Sex hormone-binding globulin, which is produced by liver, transports sex hormones in the blood and regulates their uptake by sensitive tissues. Hepatocyte nuclear factor-4α, also produced by the liver, stimulates sex hormone-binding globulin production and increases serum testosterone by decreasing its half-life. De novo lipogenesis, the process by which the liver converts excess sugar into fatty acids, suppresses hepatocyte nuclear factor-4α activation and sex hormone-binding globulin production.
In the first experiment, the researchers used transgenic mice whose genomes had been altered to express the human sex hormone-binding globulin gene. They fed these mice a diet high in either sucrose, glucose, or fructose (three types of simple sugars) for one week and measured blood levels of sex hormone-binding globulin. In a second experiment, the researchers exposed human liver cells to varying amounts of insulin and to high concentrations of either glucose or fructose and measured gene expression. Finally, they exposed the same type of liver cells to varying concentrations of glucose and fructose and to the fatty acid palmitate and measured gene expression.
After five days a high fructose diet reduced sex hormone-binding globulin levels in the mice by fructose 80 percent. Sex hormone-binding globulin levels decreased by 40 percent on a high glucose diet and 50 percent on a high sucrose diet. Insulin exposure did not affect sex hormone-binding globulin production in mice. In liver cells, glucose and fructose exposure over five days reduced sex hormone-binding globulin accumulation by 50 percent. This change corresponded to a three- to fourfold reduction in the expression of hepatocyte nuclear factor-4α. Additionally, glucose or fructose exposure over five days resulted in a two- to threefold increase in palmitate production (due to de novo lipogenesis), which corresponded to reductions in sex hormone-binding globulin. Finally, exposure to varying amounts of palmitate over five days reduced hepatocyte nuclear factor-4α expression and sex hormone-binding globulin production.

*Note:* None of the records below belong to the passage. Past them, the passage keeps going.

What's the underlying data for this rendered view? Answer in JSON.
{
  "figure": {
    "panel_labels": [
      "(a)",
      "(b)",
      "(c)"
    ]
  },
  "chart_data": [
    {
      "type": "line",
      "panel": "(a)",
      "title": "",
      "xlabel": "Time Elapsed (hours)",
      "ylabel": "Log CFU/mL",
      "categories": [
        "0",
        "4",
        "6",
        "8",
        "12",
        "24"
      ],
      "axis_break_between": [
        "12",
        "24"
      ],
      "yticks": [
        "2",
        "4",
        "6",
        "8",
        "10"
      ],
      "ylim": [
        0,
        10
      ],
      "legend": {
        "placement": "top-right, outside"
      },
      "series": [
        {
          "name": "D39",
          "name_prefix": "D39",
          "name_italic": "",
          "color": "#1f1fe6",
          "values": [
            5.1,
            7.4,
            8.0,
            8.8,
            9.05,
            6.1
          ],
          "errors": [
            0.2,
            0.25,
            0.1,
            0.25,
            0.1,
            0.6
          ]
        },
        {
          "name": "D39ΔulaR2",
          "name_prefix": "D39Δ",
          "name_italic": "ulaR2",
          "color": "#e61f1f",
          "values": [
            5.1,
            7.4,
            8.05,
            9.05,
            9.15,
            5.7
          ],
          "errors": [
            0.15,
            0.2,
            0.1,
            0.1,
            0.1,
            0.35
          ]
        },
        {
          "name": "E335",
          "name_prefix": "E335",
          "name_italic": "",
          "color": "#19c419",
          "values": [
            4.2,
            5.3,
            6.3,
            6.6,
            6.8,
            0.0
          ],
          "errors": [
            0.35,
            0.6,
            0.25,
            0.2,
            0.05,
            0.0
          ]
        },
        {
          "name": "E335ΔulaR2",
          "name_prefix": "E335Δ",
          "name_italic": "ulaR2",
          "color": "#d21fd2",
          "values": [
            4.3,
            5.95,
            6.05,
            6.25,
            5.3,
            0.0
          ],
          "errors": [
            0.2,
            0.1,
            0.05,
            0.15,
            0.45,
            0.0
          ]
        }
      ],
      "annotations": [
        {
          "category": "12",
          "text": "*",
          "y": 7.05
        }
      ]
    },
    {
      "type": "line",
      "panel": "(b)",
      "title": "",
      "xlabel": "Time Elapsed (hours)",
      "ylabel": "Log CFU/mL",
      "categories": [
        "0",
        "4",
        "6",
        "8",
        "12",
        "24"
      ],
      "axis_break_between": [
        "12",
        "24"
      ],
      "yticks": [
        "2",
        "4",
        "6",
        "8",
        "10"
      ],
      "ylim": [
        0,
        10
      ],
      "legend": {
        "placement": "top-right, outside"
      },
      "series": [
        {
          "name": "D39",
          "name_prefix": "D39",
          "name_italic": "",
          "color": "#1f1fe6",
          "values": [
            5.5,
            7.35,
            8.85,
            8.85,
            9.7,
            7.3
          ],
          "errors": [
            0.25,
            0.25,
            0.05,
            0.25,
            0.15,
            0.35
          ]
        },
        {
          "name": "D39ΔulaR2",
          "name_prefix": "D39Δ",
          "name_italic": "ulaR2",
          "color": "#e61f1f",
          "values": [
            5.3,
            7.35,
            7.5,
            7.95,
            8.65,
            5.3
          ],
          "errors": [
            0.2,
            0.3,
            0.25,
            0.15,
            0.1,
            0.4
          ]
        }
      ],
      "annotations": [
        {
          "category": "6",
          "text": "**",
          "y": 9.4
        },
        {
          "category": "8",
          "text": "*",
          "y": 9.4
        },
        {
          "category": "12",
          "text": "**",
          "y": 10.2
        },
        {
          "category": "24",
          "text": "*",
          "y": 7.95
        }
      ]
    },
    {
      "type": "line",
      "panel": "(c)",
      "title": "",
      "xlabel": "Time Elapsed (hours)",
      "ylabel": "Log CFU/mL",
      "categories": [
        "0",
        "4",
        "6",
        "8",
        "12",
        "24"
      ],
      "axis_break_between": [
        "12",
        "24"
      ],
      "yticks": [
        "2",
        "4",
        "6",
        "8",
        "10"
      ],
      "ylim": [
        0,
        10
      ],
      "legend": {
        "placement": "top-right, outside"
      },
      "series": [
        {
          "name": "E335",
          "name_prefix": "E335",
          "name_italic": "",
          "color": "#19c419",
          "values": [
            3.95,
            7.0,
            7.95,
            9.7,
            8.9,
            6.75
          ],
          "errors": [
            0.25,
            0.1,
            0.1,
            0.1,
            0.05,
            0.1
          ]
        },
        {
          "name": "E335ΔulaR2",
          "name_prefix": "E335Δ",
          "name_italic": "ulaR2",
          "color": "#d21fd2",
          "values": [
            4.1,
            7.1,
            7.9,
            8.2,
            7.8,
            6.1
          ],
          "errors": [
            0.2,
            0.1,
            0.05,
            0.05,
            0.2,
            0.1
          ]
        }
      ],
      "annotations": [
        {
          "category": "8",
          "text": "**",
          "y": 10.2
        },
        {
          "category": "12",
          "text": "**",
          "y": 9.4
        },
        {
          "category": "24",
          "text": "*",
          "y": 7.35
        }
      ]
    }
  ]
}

The authors of this comprehensive study concluded that excess sugar intake resulted in increased de novo lipogenesis, which led to a suppression of hepatic HNF-4α activity, which in turn attenuated sex hormone-binding globulin expression. This work provides a detailed explanation of why sex hormone-binding globulin is a sensitive biomarker of metabolic syndrome and why simple sugars, especially fructose, decrease fertility.